To demonstrate negligence, a plaintiff must establish a duty owed by the defendant to the plaintiff, a breach of that duty, and an injury proximately caused by the plaintiffs breach of duty. Turner v. Roesner, 193 Ill. App. 3d 482, 488 (1990). Duty is the legal obligation to conform one’s behavior to a particular standard for the benefit or protection of another. Yager v. Illinois Bell Telephone Co., 281 Ill. App. 3d 903, 907 (1996). The existence of a duty is a question of law. Yager, 281 Ill. App. 3d at 907.

In the case at bar, plaintiff claimed that defendant failed to keep a proper lookout, failed to keep her vehicle under control, drove in a reckless manner, and failed to yield the right-of-way. At the time of the accident, plaintiff was traveling southbound on St. Anthony’s and did not have a stop sign. Defendant, whose course of movement was controlled by a yield sign, turned left onto St. Anthony’s and collided with plaintiff. The facts are undisputed that plaintiff had the right-of-way as between herself and defendant at the moment of the collision. It is also undisputed that defendant owed plaintiff a duty to yield the right-of-way and to keep a proper lookout.

The next element to consider is whether defendant breached the duties she owed plaintiff. Defendant testified that she pulled into the intersection, that she collided with plaintiffs car, and that the accident would not have occurred if she had yielded the right-of-way to plaintiff. Here, where plaintiff had the right-of-way as a matter of law, *218defendant breached her duty to yield and her duty to keep a proper lookout.

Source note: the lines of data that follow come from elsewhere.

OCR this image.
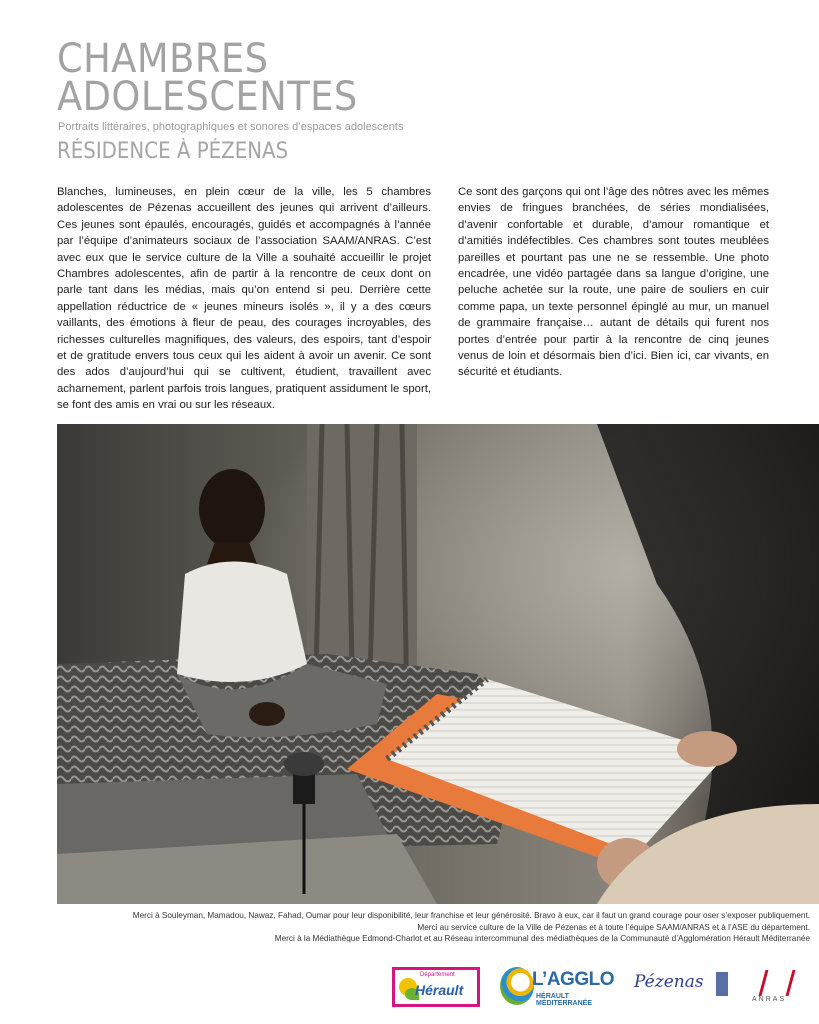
CHAMBRES
ADOLESCENTES
Portraits littéraires, photographiques et sonores d’espaces adolescents
RÉSIDENCE À PÉZENAS

Blanches, lumineuses, en plein cœur de la ville, les 5 chambres adolescentes de Pézenas accueillent des jeunes qui arrivent d’ailleurs. Ces jeunes sont épaulés, encouragés, guidés et accompagnés à l’année par l’équipe d’animateurs sociaux de l’association SAAM/ANRAS. C’est avec eux que le service culture de la Ville a souhaité accueillir le projet Chambres adolescentes, afin de partir à la rencontre de ceux dont on parle tant dans les médias, mais qu’on entend si peu. Derrière cette appellation réductrice de « jeunes mineurs isolés », il y a des cœurs vaillants, des émotions à fleur de peau, des courages incroyables, des richesses culturelles magnifiques, des valeurs, des espoirs, tant d’espoir et de gratitude envers tous ceux qui les aident à avoir un avenir. Ce sont des ados d’aujourd’hui qui se cultivent, étudient, travaillent avec acharnement, parlent parfois trois langues, pratiquent assidument le sport, se font des amis en vrai ou sur les réseaux.

Ce sont des garçons qui ont l’âge des nôtres avec les mêmes envies de fringues branchées, de séries mondialisées, d’avenir confortable et durable, d’amour romantique et d’amitiés indéfectibles. Ces chambres sont toutes meublées pareilles et pourtant pas une ne se ressemble. Une photo encadrée, une vidéo partagée dans sa langue d’origine, une peluche achetée sur la route, une paire de souliers en cuir comme papa, un texte personnel épinglé au mur, un manuel de grammaire française… autant de détails qui furent nos portes d’entrée pour partir à la rencontre de cinq jeunes venus de loin et désormais bien d’ici. Bien ici, car vivants, en sécurité et étudiants.

Merci à Souleyman, Mamadou, Nawaz, Fahad, Oumar pour leur disponibilité, leur franchise et leur générosité. Bravo à eux, car il faut un grand courage pour oser s’exposer publiquement.
Merci au service culture de la Ville de Pézenas et à toute l’équipe SAAM/ANRAS et à l’ASE du département.
Merci à la Médiathèque Edmond-Charlot et au Réseau intercommunal des médiathèques de la Communauté d’Agglomération Hérault Méditerranée
Département
Hérault	L’AGGLO
HÉRAULT MÉDITERRANÉE
Pézenas
ANRAS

The final element is whether defendant’s breaches of duty are the proximate cause of plaintiffs injuries. Since defendant admitted that the accident would not have occurred if she had not pulled into the intersection when she did and since there is no other evidence to show that plaintiffs injuries were caused in any other way, the proximate-cause element was also established as a matter of law.

We hold that the evidence, when viewed in the light most favorable to defendant, meets the Pedrick standard. Therefore, the trial court properly granted plaintiffs motion for a directed verdict on the issue of liability.

Affirmed.

GOLDENHERSH and CHAPMAN, Melissa, JJ, concur.